Les chercheurs créent des bases de données génétiques de référence. Pour savoir si vous avez des ancêtres au Niger, ils créent une base de données d’échantillons génétiques de gens vivant aujourd’hui au Niger, puis cherchent des correspondances entre vos marqueurs génétiques et ceux qui figurent dans la base de données. Il existe une autre méthode où les chercheurs construisent des catégories (Européen, Africain subsaharien, Indien d’Amérique…) à partir de la fréquence de quelques marqueurs génétiques dans certains groupes de population. Un algorithme détermine ensuite, en fonction de la présence de ces marqueurs, la probabilité que vous soyez originaire de tel ou tel groupe. C’est un système complexe, qui mêle statistiques, inférences et probabilités.

Beaucoup ont le désir très fort de retrouver une identité plus précise que celle d’être «Afro-Américain». L’Afrique est un continent, avec 52 pays, des centaines de groupes linguistiques, mais on utilise le terme «Afro-Américain» comme si c’était l’équivalent d’«Italo-Américain». Beaucoup de gens ont le sentiment qu’on leur a volé cette spécificité. Ils disent souvent: «Savoir qui l’on est et d’où l’on vient est un droit humain.» […]

Les sociologues ont été d’emblée très critiques sur ces tests, qui recréaient, selon eux, des catégories raciales et reproduisaient une vision très essentialiste de la race. C’est en partie vrai, mais cela présuppose que les gens recevraient les résultats des tests comme une définition figée d’eux-mêmes à laquelle ils se conformeraient. Or l’identité est un processus social complexe. Les gens intègrent les résultats des tests comme une composante possible de leur identité, comme les histoires de famille, les archives…

Quant au racisme scientifique, j’y pensais beaucoup au début de mon enquête. Mais les gens m’ont dit : «Nous savons qu’il y a un risque de racisme scientifique avec ces méthodes génétiques, mais elles peuvent aussi nous donner des informations que nous ne pourrions avoir autrement. Nous choisissons, en toute conscience, de courir le risque.»

En 2002, dans un procès historique, l’activiste Deadria Farmer-Paellmann a poursuivi en justice plusieurs multinationales ayant édifié en partie leur fortune sur l’esclavage, demandant réparation. Selon la loi américaine, les plaignants doivent prouver qu’ils sont les descendants directs des personnes ayant subi le préjudice pour que la plainte soit recevable. C’est un obstacle insoluble pour les Afro-Américains car dans la plupart des cas, les documents ont été détruits ou n’ont jamais existé.

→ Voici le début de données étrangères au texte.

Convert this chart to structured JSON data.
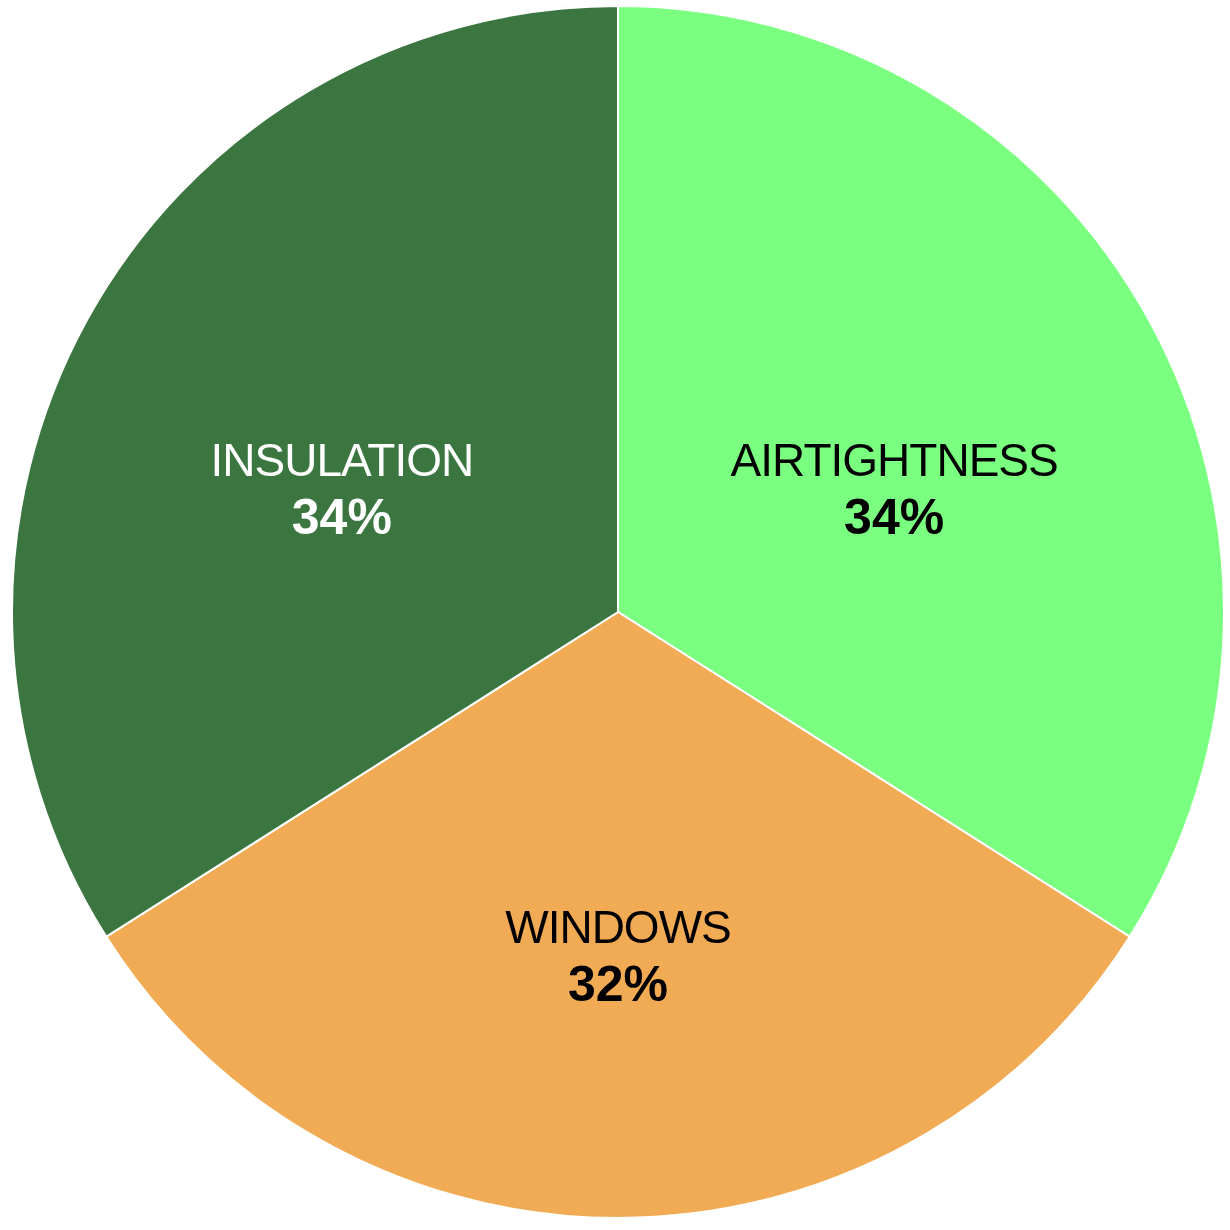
{
  "chart_data": {
    "type": "pie",
    "categories": [
      "AIRTIGHTNESS",
      "WINDOWS",
      "INSULATION"
    ],
    "values": [
      34,
      32,
      34
    ],
    "value_labels": [
      "34%",
      "32%",
      "34%"
    ],
    "colors": [
      "#7bff80",
      "#f2ab55",
      "#3b7640"
    ]
  }
}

Pour la première fois, dans ce procès, les plaignants ont utilisé les tests génétiques pour prouver leur lien de parenté avec d’anciens esclaves venus d’Afrique. Le tribunal a rejeté ces preuves comme insuffisantes, arguant qu’elles indiquaient un pays d’origine mais pas un lien de parenté avec un individu précis. Mais cette affaire a été un tournant : elle a montré que ces tests pouvaient être utilisés dans des luttes pour la justice sociale et la réparation d’injustices passées et présentes.

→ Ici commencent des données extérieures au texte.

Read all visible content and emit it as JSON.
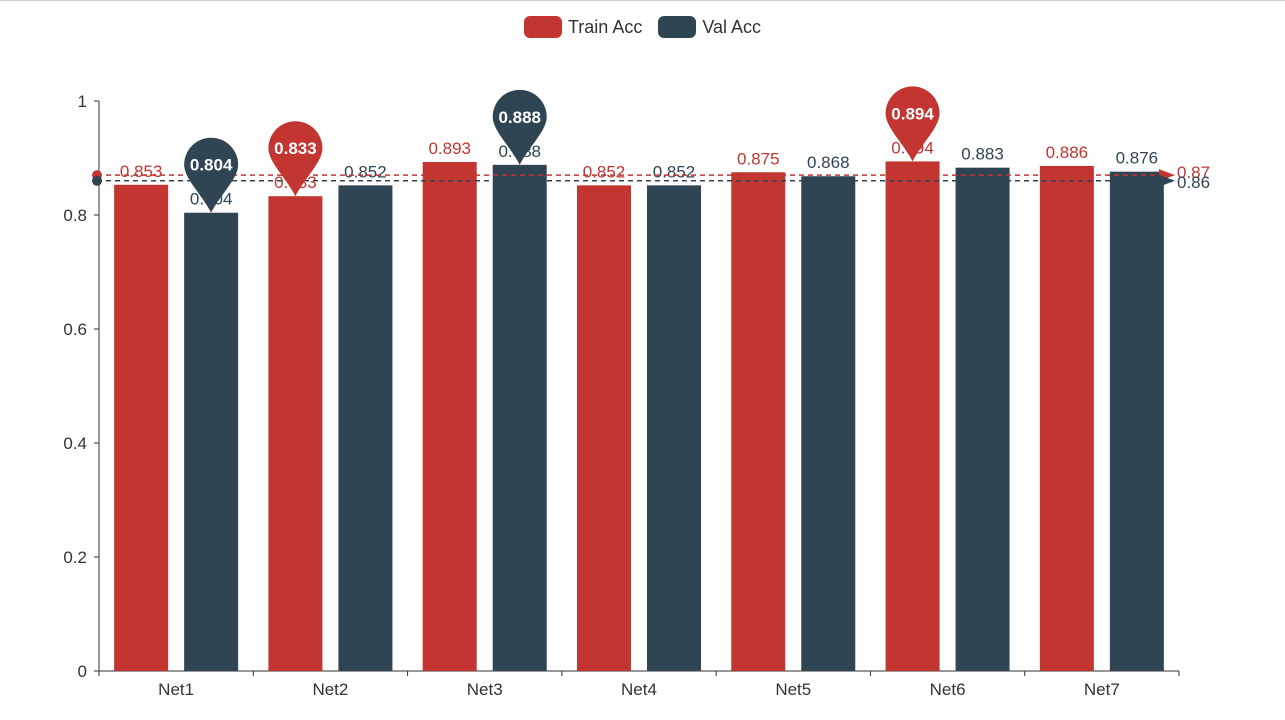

J’ai commencé cette recherche avant le mouvement Black Lives Matter, à un moment où il devenait difficile de faire entendre que le racisme était toujours bien vivant, qu’il affectait toujours les gens quotidiennement. Cela se traduisait entre autres par un discours affirmant qu’il fallait tourner la page de l’esclavage, passer à autre chose.

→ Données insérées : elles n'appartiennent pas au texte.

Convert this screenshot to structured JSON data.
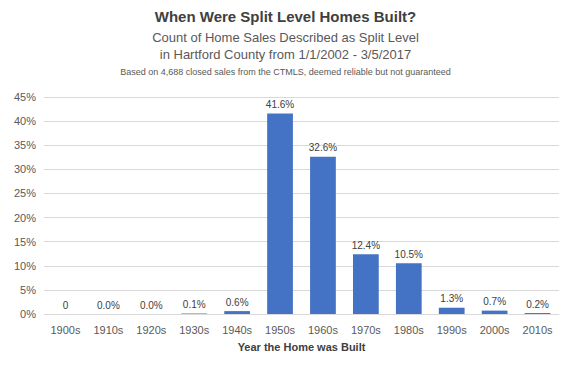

Les images filmées à Ferguson et ailleurs ont changé la donne: on ne peut plus nier l’existence du racisme quand on voit des gens se faire tuer sans avoir rien fait, comme Trayvon Martin. Mais avant cela, les tests génétiques ont été un élément important pour continuer de parler du passé et ses conséquences actuelles. Ces tests permettent de dire: «Si on se lance dans cette quête sur le passé, c’est parce que l’histoire de l’esclavage nous a privés de ces noms et cette généalogie.»

On peut considérer la généalogie comme une pratique légère et peu politique, mais en réalité, elle fait du passé quelque chose de très personnel : elle montre combien les individus vivent toujours avec un passé compliqué, que la généalogie remet en lumière.